The findings, published in the Proceedings of the National Academy of Sciences, suggest that vaccine researchers, when evaluating potential HIV/AIDS vaccines, may need to steer away from those that activate too many viral target cells in mucosal tissues.
“One of the reasons why it has been so difficult to make an AIDS vaccine is that the virus infects the very cells of the immune system that any vaccine is supposed to induce,” says senior author Dr. Guido Silvestri, chief of microbiology and immunology at Yerkes National Primate Research Center.
A large part of the HIV/AIDS vaccine effort has been focused on developing vaccines that stimulate antiviral T cells. T cells come in two main categories, defined by the molecules found on their surfaces. CD8 is a marker for “killer” cells, while CD4 is a marker for “helper” cells. CD4+ T cells are known to be primary targets for HIV and SIV (simian immunodeficiency virus) infection, while several studies have proposed that CD8+ T cells could be valuable in controlling infection.
In this study, Dr. Silvestri and colleagues immunized rhesus macaques with five different combinations of SIV vaccines. The monkeys received booster shots following their initial immunization at 16 and 32 weeks.
The vaccines in the study deviated from the norm for SIV vaccines because they encode the SIV proteins on the inside of the virus only. The researchers did this as part of what they call a “reductionist approach,” to test the effects of cell immunity to the virus without stimulating the production of neutralizing antibodies.
High levels of activated CD4+ T cells hamper protective effects of vaccine
Following immunization, the rectums of the monkeys were exposed to SIV once per week, up to 15 times in total. The team found that the immunization did not generally prevent SIV infection. Although “killer” CD8+ T cells were detected circulating in all the immunized monkeys, the researchers found no correlation between these levels of CD8+ cells and reduced likelihood of infection.
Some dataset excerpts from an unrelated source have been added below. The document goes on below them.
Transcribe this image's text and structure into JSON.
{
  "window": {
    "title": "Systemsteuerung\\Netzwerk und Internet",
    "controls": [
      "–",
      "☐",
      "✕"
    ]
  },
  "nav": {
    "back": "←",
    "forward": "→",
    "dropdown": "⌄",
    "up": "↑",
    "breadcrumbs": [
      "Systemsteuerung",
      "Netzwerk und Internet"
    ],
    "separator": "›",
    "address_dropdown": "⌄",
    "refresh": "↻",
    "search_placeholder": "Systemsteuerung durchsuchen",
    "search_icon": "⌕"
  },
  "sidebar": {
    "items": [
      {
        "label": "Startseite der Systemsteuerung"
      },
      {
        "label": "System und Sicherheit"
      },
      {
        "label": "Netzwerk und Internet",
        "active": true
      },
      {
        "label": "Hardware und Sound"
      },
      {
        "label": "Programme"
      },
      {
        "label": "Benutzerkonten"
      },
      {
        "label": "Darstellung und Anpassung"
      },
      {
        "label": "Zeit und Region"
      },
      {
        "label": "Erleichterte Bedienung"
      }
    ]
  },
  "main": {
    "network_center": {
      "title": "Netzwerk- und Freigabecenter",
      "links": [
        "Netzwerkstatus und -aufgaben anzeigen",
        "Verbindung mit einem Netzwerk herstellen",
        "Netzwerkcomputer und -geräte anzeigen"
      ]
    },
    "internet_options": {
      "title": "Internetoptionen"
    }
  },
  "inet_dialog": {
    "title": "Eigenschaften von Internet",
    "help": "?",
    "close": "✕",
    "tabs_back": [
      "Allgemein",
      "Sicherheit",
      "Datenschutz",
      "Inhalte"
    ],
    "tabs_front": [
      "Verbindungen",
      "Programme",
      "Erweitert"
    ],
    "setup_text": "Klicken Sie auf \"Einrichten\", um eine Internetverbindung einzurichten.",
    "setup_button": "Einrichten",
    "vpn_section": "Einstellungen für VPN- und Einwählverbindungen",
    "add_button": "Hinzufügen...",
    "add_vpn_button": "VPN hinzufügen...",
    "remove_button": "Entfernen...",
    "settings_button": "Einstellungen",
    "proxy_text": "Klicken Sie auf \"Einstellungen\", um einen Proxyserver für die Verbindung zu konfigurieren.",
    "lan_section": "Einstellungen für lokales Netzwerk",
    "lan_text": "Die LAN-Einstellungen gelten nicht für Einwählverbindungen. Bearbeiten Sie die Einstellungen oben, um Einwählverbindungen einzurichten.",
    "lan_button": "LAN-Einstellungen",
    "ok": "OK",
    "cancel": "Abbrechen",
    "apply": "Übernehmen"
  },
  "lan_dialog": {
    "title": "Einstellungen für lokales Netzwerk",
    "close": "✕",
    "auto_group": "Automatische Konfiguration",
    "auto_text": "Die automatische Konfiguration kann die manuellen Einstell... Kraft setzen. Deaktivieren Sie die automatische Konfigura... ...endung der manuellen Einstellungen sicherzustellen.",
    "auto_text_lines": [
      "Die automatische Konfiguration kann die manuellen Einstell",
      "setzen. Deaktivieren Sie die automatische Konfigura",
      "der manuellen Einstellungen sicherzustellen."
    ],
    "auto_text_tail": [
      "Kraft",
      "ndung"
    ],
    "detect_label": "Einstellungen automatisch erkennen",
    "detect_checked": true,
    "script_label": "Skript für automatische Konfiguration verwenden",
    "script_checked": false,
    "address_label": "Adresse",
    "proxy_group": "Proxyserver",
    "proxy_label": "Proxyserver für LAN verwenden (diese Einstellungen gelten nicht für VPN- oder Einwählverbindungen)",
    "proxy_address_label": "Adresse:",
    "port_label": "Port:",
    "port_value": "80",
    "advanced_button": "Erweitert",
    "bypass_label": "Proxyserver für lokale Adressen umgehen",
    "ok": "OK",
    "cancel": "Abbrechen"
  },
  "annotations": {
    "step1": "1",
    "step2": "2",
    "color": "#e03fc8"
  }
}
The most important result, however, was that the monkeys that became infected had higher levels of activated CD4+T cells in rectal biopsies before challenge, says Dr. Silvestri.
“This study shows that if a vaccine induces high levels of activated CD4+ T cells in mucosal tissues, any potential protective effect of the vaccine may be hampered,” he explains.
The study emphasizes the unique challenges that HIV poses in terms of vaccine development, and the importance of pursuing vaccine concepts and products that provoke a strong antiviral immune response without increasing the number of “helper” CD4+ T cells in portals of entry for the virus.